“Che cos’è, questo perdono di cui si parla, il diritto a non perdonare? Dove finisce la vittima e dove comincia il carnefice? Cosa cambia, cos’è cambiato 61 anni dopo l’eccidio? Sono solo passati sei decenni?…”
Ho 44 anni, e mi ricordo. Ricordo i racconti di mio padre su mio zio, “quello un po’ strano”, che aveva passato, dal ’52 al ’56 ricoverato in uno dei vari ” Dispensari psichiatrici”, sottoposto alle cure di allora: la cura del sonno, il coma insulinico, la terapia convulsivante e l’elettroshockterapia.
Chi era mio zio? Un povero pazzo, certo, ma fu anche quello che, alle 14,15 circa, verificò che nel carrettino della spazzatura posto in via Rasella l’esplosivo fosse ben posizionato. Tutto qui. Un manovale della guerra e del dolore. Un contadino, come tutta la mia famiglia, originaria della Ciociaria: mio nonno aveva nove figli che, a parte l’unica femmina, venivano regolarmente pestati su ordine del podestà di allora appena accadeva qualcosa in paese. Il perché era semplice da capire: non ce n’era uno in famiglia che non fosse socialista.
Allora allevavamo cavalli, i migliori che poteste trovare (io, da brava “sciampista”, molto tempo dopo, ho cominciato a montare a quattro anni e mezzo, e più in là ho fatto anche qualche concorso ippico…): i repubblichini non ce li requisirono, ce li ammazzarono con un colpo di pistola, uno dopo l’altro. Erano 26. E 335 i martiri delle Fosse Ardeatine. Uccisi come cavalli, a caso.
E se non abbiamo chiesto mai giustizia per i “danni collaterali” (come quello di mio zio e di tanti come lui, e tante, tante storie…), come potremmo anche solo pensare al “perdono”? Il perdono pertiene all’etica, alla morale, alla mistica, non alle leggi di una società civile. Chiedete ai parenti delle vittime delle Fosse Ardeatine se sono disposti a perdonare. Ma non fate i giornalisti dell’ultima ora, non chiedete ai parenti dei detenuti politici, chiedete a quelli i cui parenti furono presi qualche giorno prima (come i cavalli) in qualche rastrellamento (magari “segnalati” dal panettiere sotto casa), chiedete loro se desiderano esercitare “il diritto al perdono”.

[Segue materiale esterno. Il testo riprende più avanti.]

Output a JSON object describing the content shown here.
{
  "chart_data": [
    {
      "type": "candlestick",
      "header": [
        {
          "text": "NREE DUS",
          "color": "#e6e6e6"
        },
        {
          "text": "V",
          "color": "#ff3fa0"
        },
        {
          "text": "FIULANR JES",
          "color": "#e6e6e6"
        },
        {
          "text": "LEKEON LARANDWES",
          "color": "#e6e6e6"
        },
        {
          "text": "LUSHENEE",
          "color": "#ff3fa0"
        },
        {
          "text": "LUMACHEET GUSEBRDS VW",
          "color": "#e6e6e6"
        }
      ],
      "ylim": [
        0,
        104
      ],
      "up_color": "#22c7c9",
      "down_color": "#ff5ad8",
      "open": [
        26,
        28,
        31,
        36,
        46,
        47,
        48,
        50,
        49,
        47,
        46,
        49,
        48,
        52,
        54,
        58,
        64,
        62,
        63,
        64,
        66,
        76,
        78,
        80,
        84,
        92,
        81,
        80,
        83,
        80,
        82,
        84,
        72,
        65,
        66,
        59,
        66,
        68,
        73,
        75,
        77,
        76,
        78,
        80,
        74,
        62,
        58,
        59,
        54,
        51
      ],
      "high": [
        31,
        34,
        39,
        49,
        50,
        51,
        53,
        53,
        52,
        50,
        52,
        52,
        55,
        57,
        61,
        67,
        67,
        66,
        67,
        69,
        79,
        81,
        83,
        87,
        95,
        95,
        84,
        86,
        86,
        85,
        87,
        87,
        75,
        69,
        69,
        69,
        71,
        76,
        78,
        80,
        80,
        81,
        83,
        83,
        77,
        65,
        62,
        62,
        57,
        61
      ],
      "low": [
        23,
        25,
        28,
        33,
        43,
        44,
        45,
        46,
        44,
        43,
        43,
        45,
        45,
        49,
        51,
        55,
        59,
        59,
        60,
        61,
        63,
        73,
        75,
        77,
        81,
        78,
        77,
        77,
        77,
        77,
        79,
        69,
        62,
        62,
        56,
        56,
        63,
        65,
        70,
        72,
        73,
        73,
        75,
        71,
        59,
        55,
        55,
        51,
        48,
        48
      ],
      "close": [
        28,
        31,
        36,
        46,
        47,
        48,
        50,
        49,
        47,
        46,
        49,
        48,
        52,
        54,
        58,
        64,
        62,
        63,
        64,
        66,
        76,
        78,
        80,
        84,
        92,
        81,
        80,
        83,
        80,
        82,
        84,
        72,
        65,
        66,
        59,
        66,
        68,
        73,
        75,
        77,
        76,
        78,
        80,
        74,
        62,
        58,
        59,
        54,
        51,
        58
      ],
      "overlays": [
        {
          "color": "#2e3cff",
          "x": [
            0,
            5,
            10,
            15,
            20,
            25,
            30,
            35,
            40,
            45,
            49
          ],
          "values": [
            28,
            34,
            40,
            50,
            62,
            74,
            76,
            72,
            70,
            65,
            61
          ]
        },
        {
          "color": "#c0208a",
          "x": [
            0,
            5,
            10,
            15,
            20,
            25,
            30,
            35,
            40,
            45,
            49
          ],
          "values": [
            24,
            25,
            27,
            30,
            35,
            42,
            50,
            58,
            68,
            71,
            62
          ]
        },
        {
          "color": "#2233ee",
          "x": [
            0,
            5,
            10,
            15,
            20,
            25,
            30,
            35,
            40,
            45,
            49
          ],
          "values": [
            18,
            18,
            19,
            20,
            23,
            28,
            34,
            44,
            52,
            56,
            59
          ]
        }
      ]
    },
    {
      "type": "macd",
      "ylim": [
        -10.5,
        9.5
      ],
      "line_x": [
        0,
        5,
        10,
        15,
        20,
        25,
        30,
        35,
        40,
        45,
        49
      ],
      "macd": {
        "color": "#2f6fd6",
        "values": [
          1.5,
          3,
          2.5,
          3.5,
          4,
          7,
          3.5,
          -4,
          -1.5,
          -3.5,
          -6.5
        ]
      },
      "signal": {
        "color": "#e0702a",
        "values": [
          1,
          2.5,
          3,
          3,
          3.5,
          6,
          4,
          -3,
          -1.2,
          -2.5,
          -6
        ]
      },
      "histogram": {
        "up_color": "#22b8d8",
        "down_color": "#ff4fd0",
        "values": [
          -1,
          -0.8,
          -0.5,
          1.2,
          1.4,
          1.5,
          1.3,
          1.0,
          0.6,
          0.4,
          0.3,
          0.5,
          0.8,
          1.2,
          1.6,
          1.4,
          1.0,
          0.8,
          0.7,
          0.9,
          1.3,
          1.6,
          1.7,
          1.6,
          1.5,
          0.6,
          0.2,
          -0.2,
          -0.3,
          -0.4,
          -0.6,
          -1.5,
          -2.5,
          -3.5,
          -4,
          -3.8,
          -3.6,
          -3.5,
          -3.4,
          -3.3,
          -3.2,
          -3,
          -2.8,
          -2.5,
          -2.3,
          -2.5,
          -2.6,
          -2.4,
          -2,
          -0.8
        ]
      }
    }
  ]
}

Zio Pietro, dopo tutte le vicissitudini che aveva passato, fu colpito da un ictus che lo rese paraplegico, e una volta rimasto vedovo ( cioè privo di assistenza), finì in un ospizio per persone non autosufficienti, e l’ultima volta che andai a trovarlo mi disse (in un raro momento di lucidità): “Sai, Roma è brutta, a Roma abbiamo fatto la vita dei topi, sempre nascosti, sempre sottoterra.”
Io mi intenerisco di continuo alle sorti di bambini e anziani, non consento nessun abuso nè negazione di diritti, e questo mio pensiero presuppone la presunzione d’innocenza e dell’essere indifesi. Priebke e Pinochet sono anziani, ma non godono dei privilegi di cui sopra: hanno sulle loro spalle atrocità che valicano necessità di ordine pubblico, ordini superiori (pregasi leggere “La banalità del male” di Hanna Harendt), o qualsiasi presunzione d’innocenza. Mi spiace per Adriano Sofri, che vorrei vedere libero prima possibile, ma io e mio zio Pietro non perdoneremo. Mai.